Narrowly but clearly enough, I think the Civic Type R represents this better than the Ford. Even so many years after this car abandoned normal aspiration, the Civic’s slightly oversquare-cylindered four-pot turbo remains an exceptional performance engine. Balanced and free-revving.
Torquey, but thriving when extended. Dramatic and lively, yet still tame enough to respond precisely and behave itself under your right foot when you need it to, and not to feel remotely like a blunt instrument.
The Focus’s longer-stroke 2.3 makes a bigger slug of low-rpm torque so it feels more urgent right away, without a downshift, but it’s slightly laggier in its throttle response and lazier-revving beyond 5000rpm. You would expect Honda, at the height of its powers, to do the better job under the bonnet than Ford with a car like this. It clearly has.
And what an ally the Type R’s engine has in its superbly slick, wonderfully tactile, dreamily connected-feeling six-speed manual gearbox. Invitations to change ratio, just for the joy of it, don’t come any more vivid. The sense of haptic definition you feel through the elegant aluminium shift lever, as you move each cog in and out of engagement, is fully 4K.
It makes the Ford’s perfectly respectable six-speed manual change feel rubbery, baggy and vague, albeit only in relative terms. In their outright performance on the road, these two front-drive greats are differently quick.

The Ford seems to pull harder, and more instantly, from lower revs and its greater accessible response makes it feel more energetic as it exits tighter bends and livelier as it forges through them. But the Honda builds to a more potent crescendo and snarls with a clearer sense of authenticity. Ultimately, it feels like it wants to go quicker.

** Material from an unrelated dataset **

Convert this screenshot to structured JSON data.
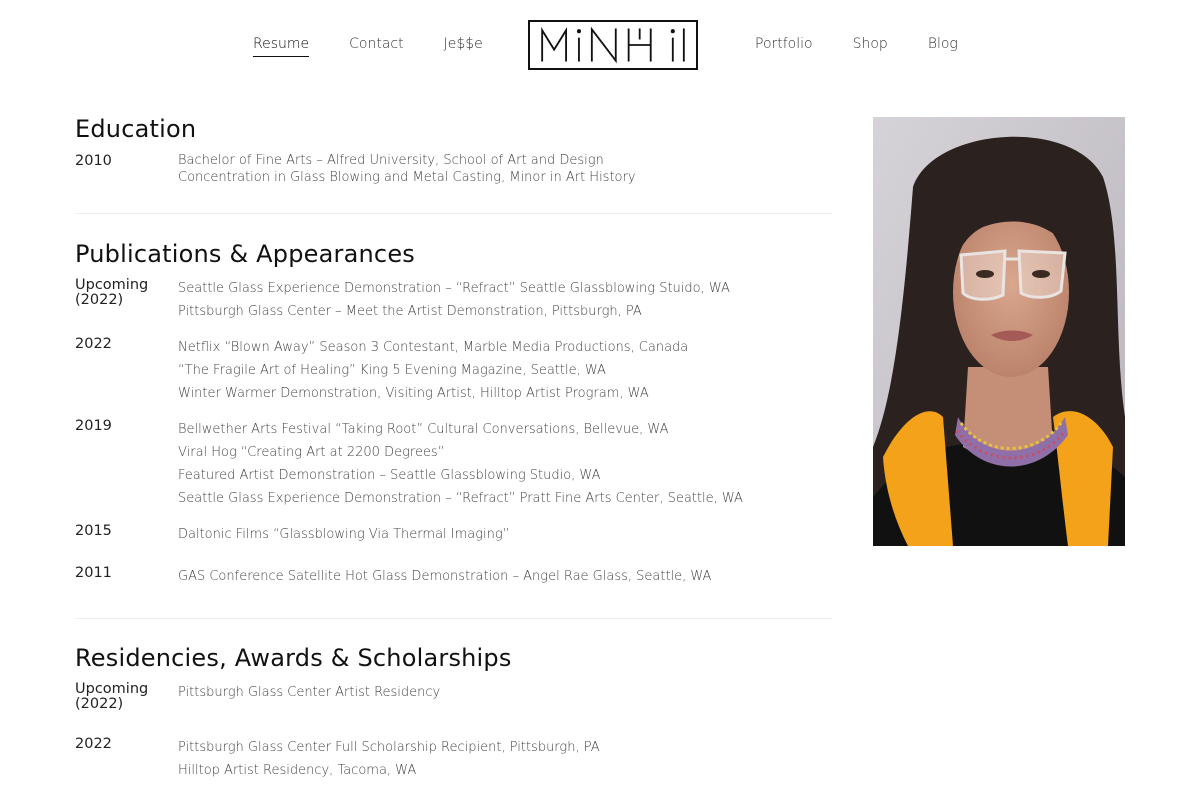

But then it needs to, because, lordy, this Civic has got big. It doesn’t feel soft or heavy – not at all. Just large. Long in the wheelbase by hot hatchback standards, and wide across the cabin and door mirrors.
It has all the mechanical grip it needs, superb body control and delectably tactile steering, so you lock it onto a cornering line as if it were some touring car racer with numberplates – and it sticks to that line with the kind of tenacity that dares you to go harder and faster and carry bigger and bigger speeds.

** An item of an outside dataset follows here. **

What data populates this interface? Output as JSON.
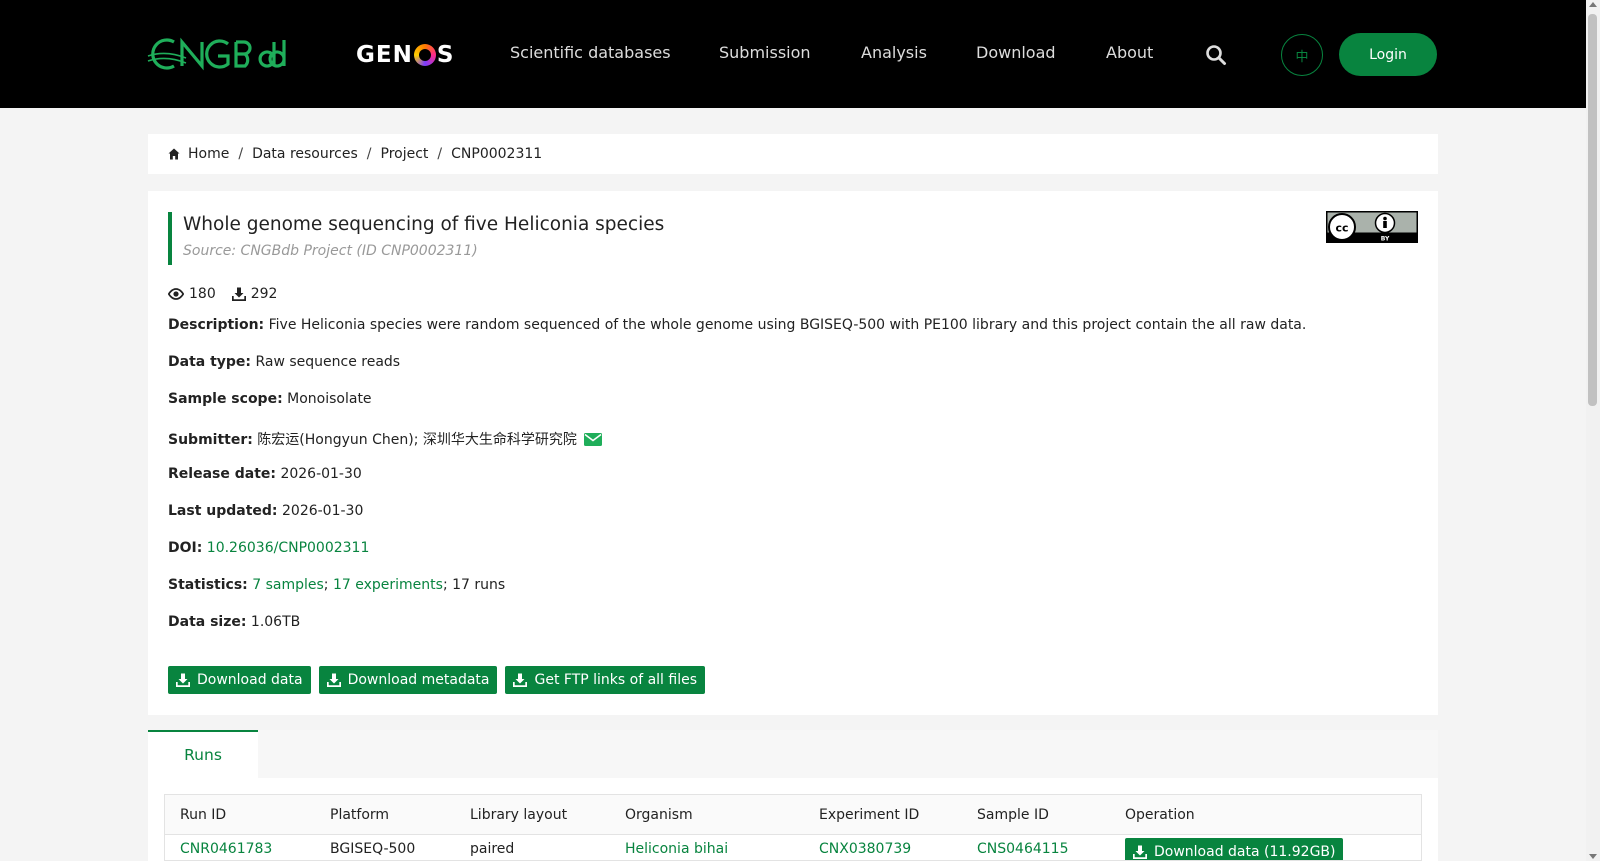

But it’s stable rather than agile; super-composed rather than lively or adjustable with its handling. It isn’t the classically playful, ‘here for your entertainment’ kind of hot hatchback that has, over the years, so vividly defined the type.
The Focus, on the other hand, plays fully to that classic character type – even in its extra-special ST Edition form tested here, with its manually adjustable coilover suspension from KW Automotive and its beefed-up Brembo brakes. The ST feels every inch like the smaller, narrower, more naturally agile car.

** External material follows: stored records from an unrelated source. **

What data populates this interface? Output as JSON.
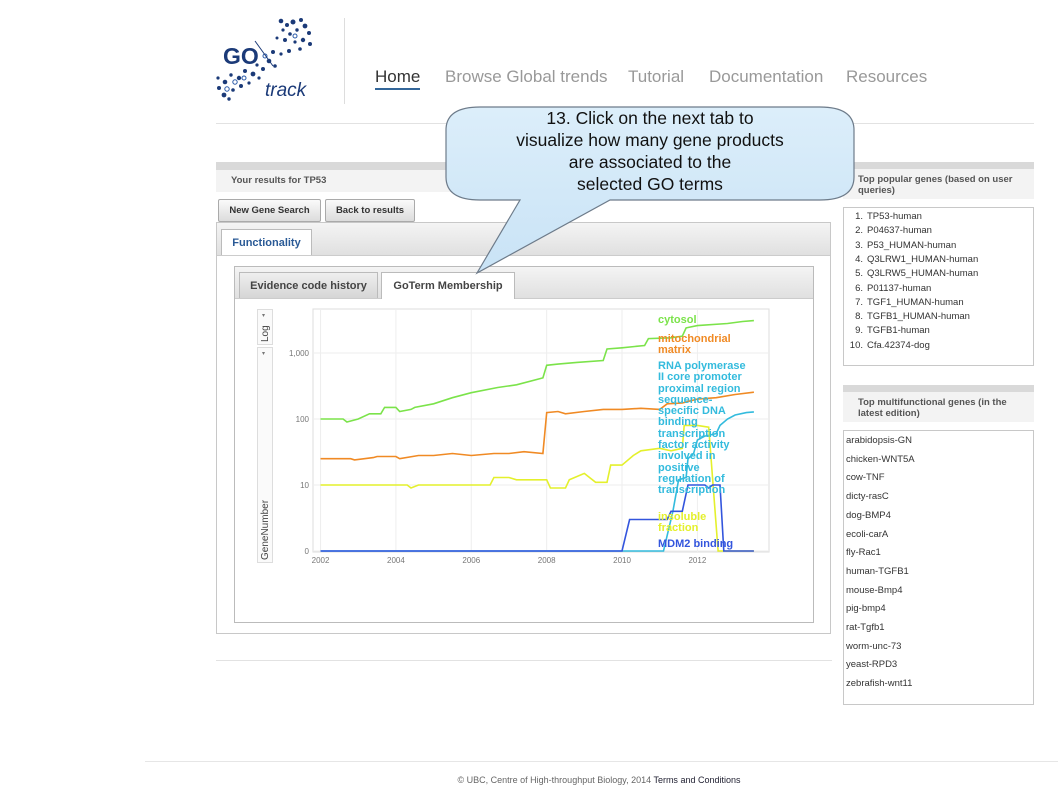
{
  "header": {
    "logo_text": "GO",
    "logo_subtext": "track",
    "nav": [
      "Home",
      "Browse Global trends",
      "Tutorial",
      "Documentation",
      "Resources"
    ]
  },
  "results": {
    "title": "Your results for TP53",
    "new_search_label": "New Gene Search",
    "back_label": "Back to results",
    "main_tab": "Functionality",
    "tabs": [
      "Evidence code history",
      "GoTerm Membership"
    ]
  },
  "callout": {
    "lines": [
      "13. Click on the next tab to",
      "visualize how many gene products",
      "are associated to the",
      "selected GO terms"
    ]
  },
  "chart_data": {
    "type": "line",
    "log_label": "Log",
    "ylabel": "GeneNumber",
    "yscale": "log",
    "y_ticks": [
      "1,000",
      "100",
      "10",
      "0"
    ],
    "x_ticks": [
      "2002",
      "2004",
      "2006",
      "2008",
      "2010",
      "2012"
    ],
    "xlim": [
      2002,
      2013.7
    ],
    "series": [
      {
        "name": "cytosol",
        "color": "#7be34a",
        "points": [
          [
            2002,
            100
          ],
          [
            2002.6,
            100
          ],
          [
            2002.7,
            90
          ],
          [
            2003,
            100
          ],
          [
            2003.3,
            120
          ],
          [
            2003.6,
            120
          ],
          [
            2003.7,
            150
          ],
          [
            2004,
            150
          ],
          [
            2004.1,
            130
          ],
          [
            2004.4,
            140
          ],
          [
            2004.5,
            150
          ],
          [
            2005,
            170
          ],
          [
            2005.5,
            210
          ],
          [
            2006,
            250
          ],
          [
            2006.7,
            300
          ],
          [
            2007.2,
            330
          ],
          [
            2007.9,
            420
          ],
          [
            2008,
            650
          ],
          [
            2008.3,
            680
          ],
          [
            2008.8,
            720
          ],
          [
            2009.5,
            770
          ],
          [
            2009.6,
            1150
          ],
          [
            2010,
            1200
          ],
          [
            2010.6,
            1300
          ],
          [
            2010.7,
            1650
          ],
          [
            2011.3,
            1700
          ],
          [
            2011.6,
            1800
          ],
          [
            2011.7,
            2400
          ],
          [
            2012,
            2600
          ],
          [
            2012.8,
            2800
          ],
          [
            2013.2,
            3000
          ],
          [
            2013.5,
            3100
          ]
        ]
      },
      {
        "name": "mitochondrial matrix",
        "color": "#f08a24",
        "points": [
          [
            2002,
            25
          ],
          [
            2002.8,
            25
          ],
          [
            2002.9,
            24
          ],
          [
            2003.4,
            26
          ],
          [
            2003.5,
            27
          ],
          [
            2004,
            27
          ],
          [
            2004.1,
            25
          ],
          [
            2004.6,
            28
          ],
          [
            2005,
            28
          ],
          [
            2005.5,
            30
          ],
          [
            2006,
            28
          ],
          [
            2006.6,
            30
          ],
          [
            2007,
            30
          ],
          [
            2007.4,
            32
          ],
          [
            2007.9,
            30
          ],
          [
            2008,
            125
          ],
          [
            2008.3,
            130
          ],
          [
            2008.5,
            120
          ],
          [
            2009,
            130
          ],
          [
            2009.5,
            140
          ],
          [
            2010,
            140
          ],
          [
            2010.5,
            145
          ],
          [
            2011,
            140
          ],
          [
            2011.2,
            170
          ],
          [
            2011.6,
            175
          ],
          [
            2012,
            200
          ],
          [
            2012.5,
            210
          ],
          [
            2013,
            235
          ],
          [
            2013.5,
            255
          ]
        ]
      },
      {
        "name": "RNA polymerase II core promoter proximal region sequence-specific DNA binding transcription factor activity involved in positive regulation of transcription",
        "color": "#33bbdd",
        "points": [
          [
            2002,
            0
          ],
          [
            2011.1,
            0
          ],
          [
            2011.35,
            4
          ],
          [
            2011.5,
            12
          ],
          [
            2011.7,
            13
          ],
          [
            2011.75,
            25
          ],
          [
            2011.9,
            30
          ],
          [
            2012,
            48
          ],
          [
            2012.2,
            55
          ],
          [
            2012.5,
            60
          ],
          [
            2012.6,
            80
          ],
          [
            2012.8,
            100
          ],
          [
            2013,
            115
          ],
          [
            2013.3,
            125
          ],
          [
            2013.5,
            128
          ]
        ]
      },
      {
        "name": "insoluble fraction",
        "color": "#e4f02c",
        "points": [
          [
            2002,
            10
          ],
          [
            2004.3,
            10
          ],
          [
            2004.4,
            9
          ],
          [
            2004.6,
            10
          ],
          [
            2006.5,
            10
          ],
          [
            2006.6,
            13
          ],
          [
            2007,
            13
          ],
          [
            2007.2,
            12
          ],
          [
            2008,
            12
          ],
          [
            2008.1,
            9
          ],
          [
            2008.5,
            9
          ],
          [
            2008.6,
            12
          ],
          [
            2009,
            15
          ],
          [
            2009.3,
            11
          ],
          [
            2009.6,
            11
          ],
          [
            2009.7,
            20
          ],
          [
            2010,
            20
          ],
          [
            2010.3,
            28
          ],
          [
            2010.5,
            33
          ],
          [
            2011,
            36
          ],
          [
            2011.3,
            33
          ],
          [
            2011.6,
            36
          ],
          [
            2011.65,
            80
          ],
          [
            2012,
            80
          ],
          [
            2012.3,
            75
          ],
          [
            2012.55,
            0
          ],
          [
            2013.5,
            0
          ]
        ]
      },
      {
        "name": "MDM2 binding",
        "color": "#3355dd",
        "points": [
          [
            2002,
            0
          ],
          [
            2010,
            0
          ],
          [
            2010.2,
            3
          ],
          [
            2011.2,
            3
          ],
          [
            2011.3,
            4
          ],
          [
            2011.6,
            4
          ],
          [
            2011.75,
            10
          ],
          [
            2012.2,
            10
          ],
          [
            2012.3,
            9
          ],
          [
            2012.4,
            10
          ],
          [
            2012.6,
            10
          ],
          [
            2012.7,
            0
          ],
          [
            2013.5,
            0
          ]
        ]
      }
    ]
  },
  "popular": {
    "title": "Top popular genes (based on user queries)",
    "items": [
      "TP53-human",
      "P04637-human",
      "P53_HUMAN-human",
      "Q3LRW1_HUMAN-human",
      "Q3LRW5_HUMAN-human",
      "P01137-human",
      "TGF1_HUMAN-human",
      "TGFB1_HUMAN-human",
      "TGFB1-human",
      "Cfa.42374-dog"
    ]
  },
  "multifunctional": {
    "title": "Top multifunctional genes (in the latest edition)",
    "items": [
      "arabidopsis-GN",
      "chicken-WNT5A",
      "cow-TNF",
      "dicty-rasC",
      "dog-BMP4",
      "ecoli-carA",
      "fly-Rac1",
      "human-TGFB1",
      "mouse-Bmp4",
      "pig-bmp4",
      "rat-Tgfb1",
      "worm-unc-73",
      "yeast-RPD3",
      "zebrafish-wnt11"
    ]
  },
  "footer": {
    "text": "© UBC, Centre of High-throughput Biology, 2014",
    "link": "Terms and Conditions"
  }
}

It turns in so keenly – as Focuses always have. The chassis can fairly easily be persuaded to rotate on a trailing throttle halfway round a corner to help point the car towards its exit trajectory in an altogether different way from how a locking front differential might.
The Focus doesn’t have the tactile appeal through its controls or the fathoms-deep sense of performance purpose that the Civic possesses but, in its way, it’s a little more ebullient, dynamically accessible and naturally entertaining.
Looking back, there were always hot hatchbacks whose engines made the magic happen – and others where the chassis was what really transformed the driving experience, propelling it into the realms of the extraordinary. It’s fitting, then, that as the classic hot hatchback’s mechanical lineage comes to a close, we’ve got one of each.
Could I pick one to live forever? If I had to, it would be the Ford. Though, if only as a tribute to the joys of the manual ’box, the Honda deserves a place among the immortals almost as much.Â

Ford Focus ST Edition
It can just about run with the Honda for pace, but also entertains a little more freely and at lower speeds. A classic hot hatchback done well.
Honda Civic Type R
Touring car dynamic purpose, with an engine and gearbox of true star quality. But the Type R needs to be driven very hard for it to deliver its best.